Last spring, after the world saw the video of the murder of George Floyd, few Americans could turn an oblivious eye to the racism and violence that are part of the brutal, inhuman legacy of slavery. Coincidentally, as protesters demanding justice packed the streets, William Faulkner rode into town, the subject of two major studies: Carl Rollyson’s massive, well-researched two-volume biography and Michael Gorra’s eloquent analysis of how the Civil War ricochets throughout his best-known novels.
Of course, Faulkner hasn’t been neglected: there are at least a dozen major biographies and countless scholarly studies, essays, and dissertations. He’s a veritable cottage industry. But these new books remind us that we seem always to be trying to solve Faulkner, as if he were a riddle. For there are competing and not always compatible Faulkners: the modernist Faulkner is an experimentalist respected internationally by filmmakers like Jean-Luc Godard and writers like Gabriel García Márquez and Edouard Glissant who admire his lush, long sentences, accumulating modifiers and self-correcting syntax—all the ways he conveys consciousness in dialogue with itself. In 1945 Jean-Paul Sartre said that for young people in France, “Faulkner c’est un dieu.”
Then there’s the humanistic Faulkner who declared, when accepting the Nobel Prize in literature in 1950, that we possess “a spirit capable of compassion and sacrifice and endurance,” that we will not and cannot perish because of that spirit, and that “the poet’s, the writer’s, duty is to write about these things.” Critics nodded approvingly, calling him an American Balzac who created a human comedy out of the hamlets and backwoods of Mississippi, the American who had absorbed John Donne and Dickens as well as Cervantes and Conrad and the Bible. “With Faulkner, the big picture is everything,” Edmund Wilson praised him. “He went out on every limb,” Eudora Welty said, “that he knew was there.”

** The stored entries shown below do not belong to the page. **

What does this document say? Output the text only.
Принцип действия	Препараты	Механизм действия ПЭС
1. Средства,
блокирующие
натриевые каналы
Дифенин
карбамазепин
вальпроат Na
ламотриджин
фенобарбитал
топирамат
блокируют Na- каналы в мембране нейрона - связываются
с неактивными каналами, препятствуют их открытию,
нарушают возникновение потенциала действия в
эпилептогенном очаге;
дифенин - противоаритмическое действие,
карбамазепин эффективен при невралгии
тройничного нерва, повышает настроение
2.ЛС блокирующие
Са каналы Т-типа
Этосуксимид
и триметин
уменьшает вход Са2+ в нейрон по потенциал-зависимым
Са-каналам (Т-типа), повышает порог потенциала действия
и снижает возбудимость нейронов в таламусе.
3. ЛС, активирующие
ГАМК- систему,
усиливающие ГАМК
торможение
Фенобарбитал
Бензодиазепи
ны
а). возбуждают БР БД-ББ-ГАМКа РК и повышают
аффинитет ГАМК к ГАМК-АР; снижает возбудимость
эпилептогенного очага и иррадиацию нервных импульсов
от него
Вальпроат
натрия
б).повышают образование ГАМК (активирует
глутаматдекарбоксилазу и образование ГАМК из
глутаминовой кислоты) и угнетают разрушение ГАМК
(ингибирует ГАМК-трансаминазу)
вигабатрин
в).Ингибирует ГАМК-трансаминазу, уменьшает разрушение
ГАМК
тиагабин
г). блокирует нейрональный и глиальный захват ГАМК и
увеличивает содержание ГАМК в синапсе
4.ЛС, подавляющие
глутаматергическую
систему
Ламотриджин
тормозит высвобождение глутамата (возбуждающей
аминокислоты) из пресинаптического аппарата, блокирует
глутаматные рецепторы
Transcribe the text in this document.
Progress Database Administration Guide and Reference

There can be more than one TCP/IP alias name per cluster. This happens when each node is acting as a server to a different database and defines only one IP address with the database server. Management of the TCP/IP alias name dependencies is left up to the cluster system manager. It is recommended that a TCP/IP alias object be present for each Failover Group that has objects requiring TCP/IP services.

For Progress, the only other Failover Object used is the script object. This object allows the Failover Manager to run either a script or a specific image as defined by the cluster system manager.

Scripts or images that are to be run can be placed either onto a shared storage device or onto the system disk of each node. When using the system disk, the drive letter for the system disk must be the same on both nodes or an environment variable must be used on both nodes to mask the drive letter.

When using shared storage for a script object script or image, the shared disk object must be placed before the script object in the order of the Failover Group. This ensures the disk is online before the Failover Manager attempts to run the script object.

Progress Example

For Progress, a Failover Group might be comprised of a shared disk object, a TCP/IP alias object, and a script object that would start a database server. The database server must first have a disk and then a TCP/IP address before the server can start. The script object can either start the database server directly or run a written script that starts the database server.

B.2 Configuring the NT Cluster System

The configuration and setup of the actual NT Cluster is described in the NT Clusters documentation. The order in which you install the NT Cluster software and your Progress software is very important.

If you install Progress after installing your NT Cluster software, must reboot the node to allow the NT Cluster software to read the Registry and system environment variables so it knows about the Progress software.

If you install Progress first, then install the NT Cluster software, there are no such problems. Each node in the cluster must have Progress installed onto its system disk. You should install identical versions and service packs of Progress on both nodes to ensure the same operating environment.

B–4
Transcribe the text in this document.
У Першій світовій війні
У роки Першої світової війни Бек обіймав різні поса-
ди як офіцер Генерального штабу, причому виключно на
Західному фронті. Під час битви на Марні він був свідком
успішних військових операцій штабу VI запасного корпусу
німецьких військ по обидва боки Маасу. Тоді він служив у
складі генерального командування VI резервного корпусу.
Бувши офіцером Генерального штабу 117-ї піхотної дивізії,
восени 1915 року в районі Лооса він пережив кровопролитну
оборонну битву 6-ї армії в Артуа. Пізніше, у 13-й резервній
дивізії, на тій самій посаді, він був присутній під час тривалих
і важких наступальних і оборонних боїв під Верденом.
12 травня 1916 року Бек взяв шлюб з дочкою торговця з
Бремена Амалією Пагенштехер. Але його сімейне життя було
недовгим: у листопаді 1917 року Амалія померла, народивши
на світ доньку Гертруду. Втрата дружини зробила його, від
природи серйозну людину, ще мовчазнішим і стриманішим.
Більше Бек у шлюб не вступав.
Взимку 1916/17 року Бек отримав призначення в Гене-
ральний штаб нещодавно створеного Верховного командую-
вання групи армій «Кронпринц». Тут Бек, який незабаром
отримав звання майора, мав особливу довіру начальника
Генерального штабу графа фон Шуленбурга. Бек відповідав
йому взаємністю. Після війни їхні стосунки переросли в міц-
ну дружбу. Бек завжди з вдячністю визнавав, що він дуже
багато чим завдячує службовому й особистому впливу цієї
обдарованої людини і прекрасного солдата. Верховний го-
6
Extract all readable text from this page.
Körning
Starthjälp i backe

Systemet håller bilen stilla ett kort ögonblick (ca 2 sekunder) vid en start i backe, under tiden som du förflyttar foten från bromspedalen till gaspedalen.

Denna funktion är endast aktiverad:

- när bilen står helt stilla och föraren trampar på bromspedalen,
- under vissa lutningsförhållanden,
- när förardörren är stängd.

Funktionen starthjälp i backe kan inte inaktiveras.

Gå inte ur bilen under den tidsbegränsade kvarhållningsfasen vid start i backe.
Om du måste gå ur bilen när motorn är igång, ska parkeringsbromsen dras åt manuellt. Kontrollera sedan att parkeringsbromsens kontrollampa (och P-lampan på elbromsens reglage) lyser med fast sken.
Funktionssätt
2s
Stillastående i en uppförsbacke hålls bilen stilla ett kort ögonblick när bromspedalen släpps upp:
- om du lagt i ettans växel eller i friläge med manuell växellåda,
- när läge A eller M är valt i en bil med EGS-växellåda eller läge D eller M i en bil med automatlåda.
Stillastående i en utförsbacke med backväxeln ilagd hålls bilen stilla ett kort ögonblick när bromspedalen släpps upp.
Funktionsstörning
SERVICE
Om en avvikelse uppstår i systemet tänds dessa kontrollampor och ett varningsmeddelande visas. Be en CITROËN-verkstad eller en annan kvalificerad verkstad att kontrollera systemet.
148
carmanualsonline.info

There’s also the compromised, morally suspect Faulkner who, in 1956, announced he was as opposed to compulsory integration as he had been to compulsory segregation. The occasion was the attempt of Autherine Lucy, a young Black woman, to enroll at the University of Alabama. Riots broke out and she was asked to leave the school; later she was expelled. But Faulkner said that on the matter of integration he would advise the NAACP, which had taken up Lucy’s case, to “go slow now.” As he further explained to Russell Warren Howe of the London Sunday Times, “as long as there’s a middle road, all right, I’ll be on it.” But if troops were sent to the South to integrate the schools and “it came to fighting,” he continued, “I’d fight for Mississippi against the United States even if it meant going out into the street and shooting Negroes.”